Bin Hammam had asked the ethics panel to investigate Blatter on grounds that he knew of alleged bribe attempts and did nothing about it. But the committee said there was no evidence to take action against Blatter.

Blatter responded Sunday by saying he regrets “what has happened in the last few days and weeks”.

“Fifa’s image has suffered a great deal as a result, much to the disappointment of Fifa itself and all football fans,” the Swiss official said.

Earlier, Warner had cautioned that a “football tsunami” would hit Fifa in the next few days.

German football legend Franz Beckenbauer, who retires as a member of Fifa’s executive committee next week, earlier on Sunday described the bribery allegations as a “disaster for football”.

“I hope when June 1 comes and the election will be over, then all the discussion about corruption is finished and Fifa can go back to normal,” Beckenbauer told the BBC.

Accusations of bribery are nothing new in Fifa. In the run-up to the selection of the next two venues for the World Cup, the British Sunday Times newspaper made detailed allegations, which led to the suspension of some Fifa officials.
 
Earlier this month a British parliamentary inquiry heard further claims of vote buying. Fifa has ordered an investigation into these allegations.

The International Federation of Association Football was created in Paris in 1904 and moved into permanent headquarters in Zurich in 1932.

Swiss national Joseph “Sepp” Blatter joined Fifa in 1975, first as Technical Director and then as General Secretary. In 1998 he was voted in as the federation’s 8th president.
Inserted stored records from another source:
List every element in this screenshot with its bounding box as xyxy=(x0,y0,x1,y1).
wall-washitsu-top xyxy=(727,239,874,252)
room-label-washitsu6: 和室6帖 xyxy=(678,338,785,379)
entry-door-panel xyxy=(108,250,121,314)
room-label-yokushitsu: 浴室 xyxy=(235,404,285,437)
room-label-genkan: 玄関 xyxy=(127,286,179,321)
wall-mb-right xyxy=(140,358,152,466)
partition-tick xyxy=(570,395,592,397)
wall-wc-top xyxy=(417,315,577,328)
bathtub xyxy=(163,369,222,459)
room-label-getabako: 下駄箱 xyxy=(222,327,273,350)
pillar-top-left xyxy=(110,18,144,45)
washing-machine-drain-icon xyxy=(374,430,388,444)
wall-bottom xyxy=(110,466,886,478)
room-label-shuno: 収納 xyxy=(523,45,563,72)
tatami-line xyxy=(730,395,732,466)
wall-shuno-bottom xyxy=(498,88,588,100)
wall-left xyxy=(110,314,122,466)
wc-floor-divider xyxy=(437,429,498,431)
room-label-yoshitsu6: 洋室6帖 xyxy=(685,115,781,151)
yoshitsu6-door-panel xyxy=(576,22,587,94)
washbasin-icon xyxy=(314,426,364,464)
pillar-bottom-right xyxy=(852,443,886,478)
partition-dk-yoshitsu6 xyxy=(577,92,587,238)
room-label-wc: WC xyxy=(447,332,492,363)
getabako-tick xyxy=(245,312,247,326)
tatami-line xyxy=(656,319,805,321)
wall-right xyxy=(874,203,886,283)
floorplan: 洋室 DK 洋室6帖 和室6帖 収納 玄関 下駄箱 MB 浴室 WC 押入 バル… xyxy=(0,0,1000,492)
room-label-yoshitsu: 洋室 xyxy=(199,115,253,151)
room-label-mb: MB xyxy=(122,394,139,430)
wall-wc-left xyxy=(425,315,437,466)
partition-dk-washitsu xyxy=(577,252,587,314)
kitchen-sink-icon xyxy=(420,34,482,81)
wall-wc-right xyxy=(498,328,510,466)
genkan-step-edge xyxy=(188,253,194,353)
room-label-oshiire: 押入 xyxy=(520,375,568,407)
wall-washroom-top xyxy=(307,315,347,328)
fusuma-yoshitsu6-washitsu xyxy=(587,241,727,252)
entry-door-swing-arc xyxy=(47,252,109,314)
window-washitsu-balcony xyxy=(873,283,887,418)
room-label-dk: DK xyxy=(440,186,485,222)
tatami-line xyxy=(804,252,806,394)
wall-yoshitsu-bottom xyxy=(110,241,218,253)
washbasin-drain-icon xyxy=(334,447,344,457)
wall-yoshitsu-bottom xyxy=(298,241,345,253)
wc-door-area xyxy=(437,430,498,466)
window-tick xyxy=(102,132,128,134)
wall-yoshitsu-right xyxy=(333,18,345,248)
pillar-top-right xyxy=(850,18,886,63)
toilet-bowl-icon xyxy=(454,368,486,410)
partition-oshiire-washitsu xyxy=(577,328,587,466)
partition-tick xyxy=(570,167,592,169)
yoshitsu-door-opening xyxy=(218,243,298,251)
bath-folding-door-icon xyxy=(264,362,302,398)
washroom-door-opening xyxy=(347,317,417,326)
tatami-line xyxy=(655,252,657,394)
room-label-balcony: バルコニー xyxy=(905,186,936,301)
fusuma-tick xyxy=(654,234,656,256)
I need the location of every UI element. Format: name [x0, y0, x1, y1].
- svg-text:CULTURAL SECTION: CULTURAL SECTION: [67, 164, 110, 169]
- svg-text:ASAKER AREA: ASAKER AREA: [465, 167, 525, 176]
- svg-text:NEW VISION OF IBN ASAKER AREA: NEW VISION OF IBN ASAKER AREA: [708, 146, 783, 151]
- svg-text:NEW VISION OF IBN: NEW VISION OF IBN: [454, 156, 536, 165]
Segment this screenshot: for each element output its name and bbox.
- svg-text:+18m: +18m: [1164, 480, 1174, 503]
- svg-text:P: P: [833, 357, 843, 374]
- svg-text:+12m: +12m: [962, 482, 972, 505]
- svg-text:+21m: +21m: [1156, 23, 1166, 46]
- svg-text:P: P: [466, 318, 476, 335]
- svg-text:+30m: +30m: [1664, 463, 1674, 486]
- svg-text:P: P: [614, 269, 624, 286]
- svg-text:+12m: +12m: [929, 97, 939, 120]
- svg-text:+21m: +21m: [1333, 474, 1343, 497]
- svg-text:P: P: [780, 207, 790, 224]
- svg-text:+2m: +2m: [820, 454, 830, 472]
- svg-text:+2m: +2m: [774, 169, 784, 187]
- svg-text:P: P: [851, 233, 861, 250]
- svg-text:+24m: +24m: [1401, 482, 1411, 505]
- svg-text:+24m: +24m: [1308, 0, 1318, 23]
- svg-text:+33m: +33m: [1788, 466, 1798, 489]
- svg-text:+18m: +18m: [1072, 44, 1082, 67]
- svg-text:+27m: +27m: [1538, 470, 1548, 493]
Blatter was re-elected as president in 2002 and 2007. The post is up for election in 2011.

Blatter’s election in 2002 was surrounded by rumours of bribery. The same year, General Secretary Michel Zen-Ruffinen was sacked after alleging financial mismanagement.

In 2006, British journalist Andrew Jennings published a book entitled: Foul! The Secret World of FIFA: Bribes, Vote Rigging and Ticket Scandals. The book was followed up by similar allegations in a BBC Panorama documentary.